A mulatinha assustou-se, voltou a cara para diversos lados, como se tivesse medo de que as minhas palavras fossem ouvidas, e finalmente impôs-me silêncio com o dedo na boca.

- Mas que é? perguntei eu dando à minha voz a moderação compatível com a distância.

Sua única resposta foi repetir-me o mesmo gesto.

Era evidente que a tristeza de Mariana tinha uma causa misteriosa, pois que ela receava revelar nada a esse respeito.

Que seria senão algum namoro, como minha irmã supunha? Convencido disto, e querendo continuar uma investigação curiosa, aproveitei a primeira ocasião que se me ofereceu.

- Que tens tu, Mariana? disse eu; andas triste e misteriosa. É algum namorico? Anda, fala; tu és estimada por todos cá de casa. Se gostas de alguém poderás ser feliz com ele porque ninguém te oporá obstáculos aos teus desejos.

- Ninguém? perguntou ela com singular expressão de incredulidade.

- Quem teria interesse nisso?

- Não falemos nisso, nhonhô. Não se trata de amores, que eu não posso ter amores. Sou uma simples escrava.

- Escrava, é verdade, mas escrava quase senhora. És tratada aqui como filha da casa. Esqueces esses benefícios?
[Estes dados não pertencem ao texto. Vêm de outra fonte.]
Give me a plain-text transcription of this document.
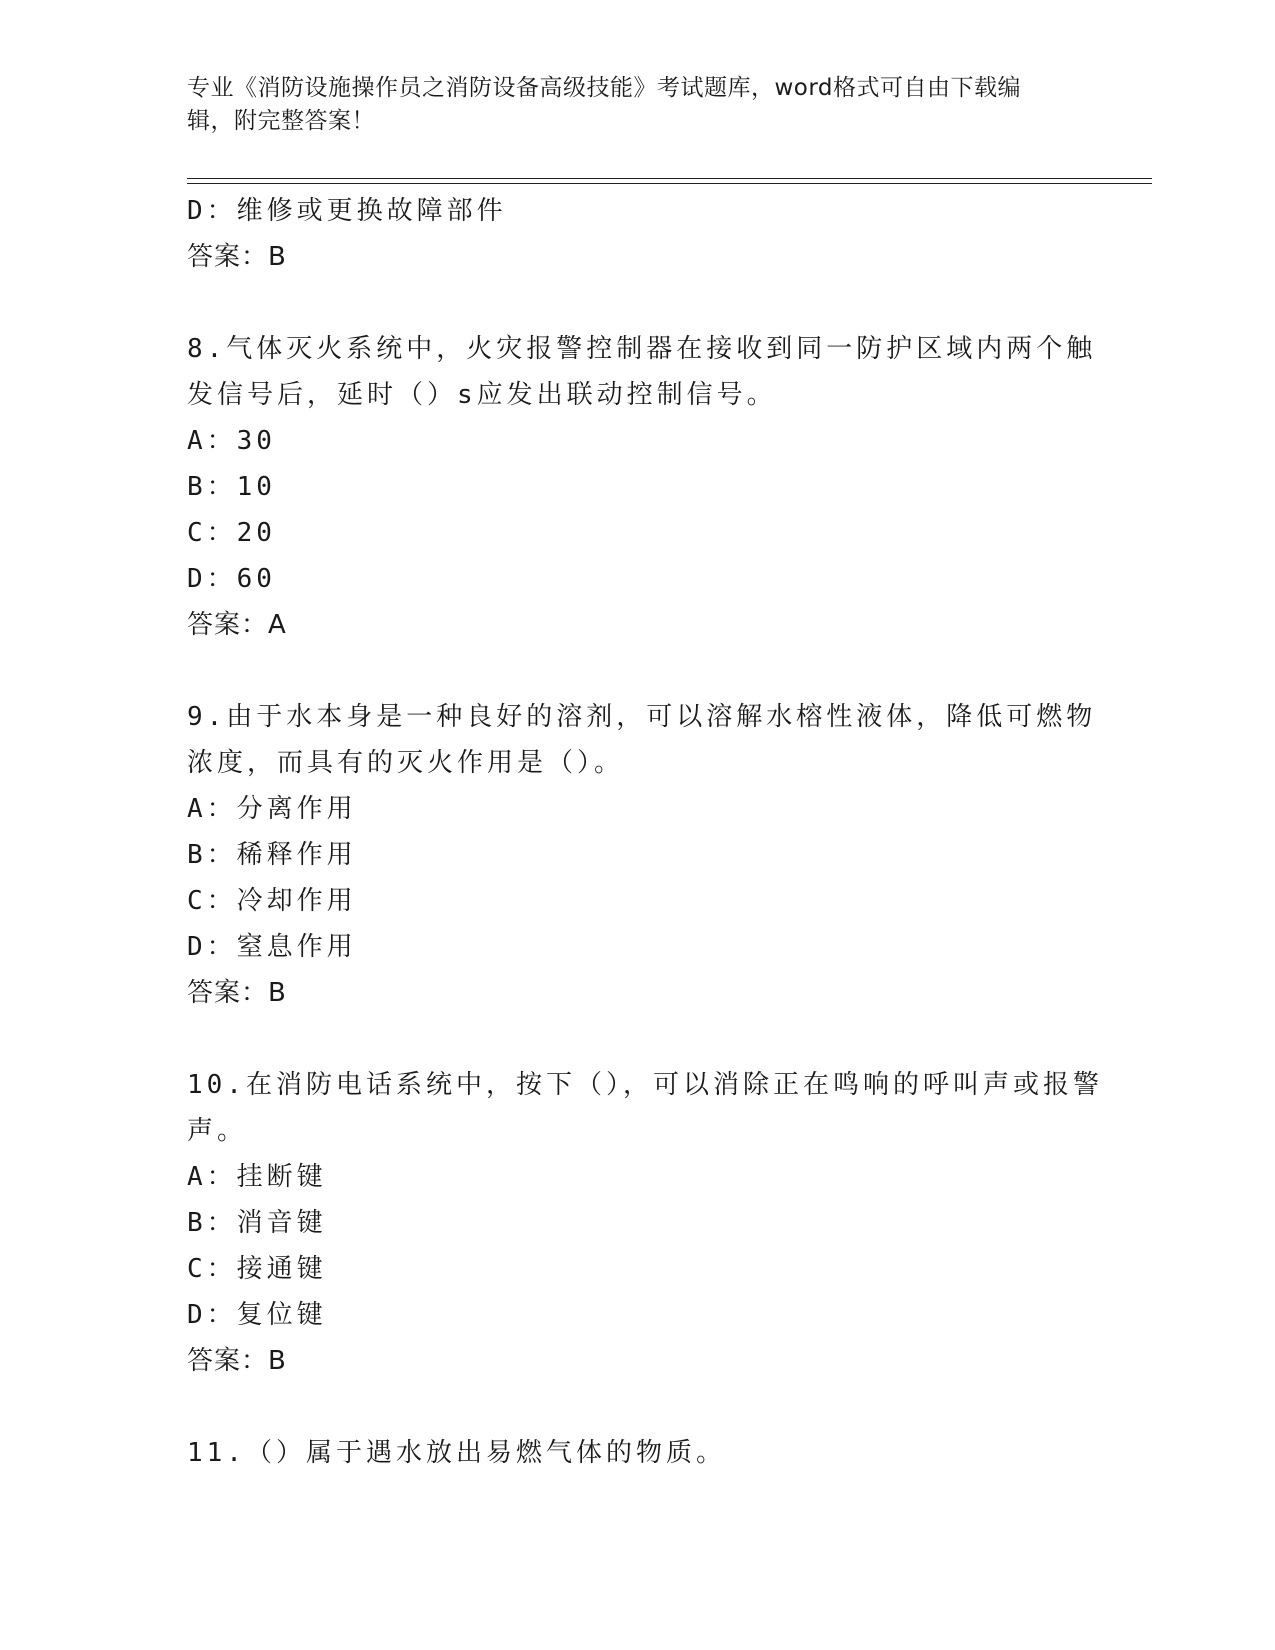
专业《消防设施操作员之消防设备高级技能》考试题库，word格式可自由下载编
辑，附完整答案！
D：维修或更换故障部件
答案：B
8.气体灭火系统中，火灾报警控制器在接收到同一防护区域内两个触
发信号后，延时（）s应发出联动控制信号。
A：30
B：10
C：20
D：60
答案：A
9.由于水本身是一种良好的溶剂，可以溶解水榕性液体，降低可燃物
浓度，而具有的灭火作用是（）。
A：分离作用
B：稀释作用
C：冷却作用
D：窒息作用
答案：B
10.在消防电话系统中，按下（），可以消除正在鸣响的呼叫声或报警
声。
A：挂断键
B：消音键
C：接通键
D：复位键
答案：B
11.（）属于遇水放出易燃气体的物质。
- Não os esqueço; mas tenho grande pena em havê-los recebido.

- Que dizes, insolente?

- Insolente? disse Mariana com altivez. Perdão! continuou ela voltando à sua humildade natural e ajoelhando-se a meus pés; perdão, se disse aquilo; não foi por querer; eu sei o que sou; mas, se nhonhô soubesse a razão, estou certa que me perdoaria.

Comoveu-me esta linguagem da rapariga. Não sou mau; compreendi que alguma grande preocupação teria feito com que Mariana esquecesse por instantes a sua condição e o respeito que nos devia, a todos.

- Está bem, disse eu, levanta-te e vai-te embora; mas não tornes a dizer coisas dessas que me obrigas a contar tudo à senhora velha.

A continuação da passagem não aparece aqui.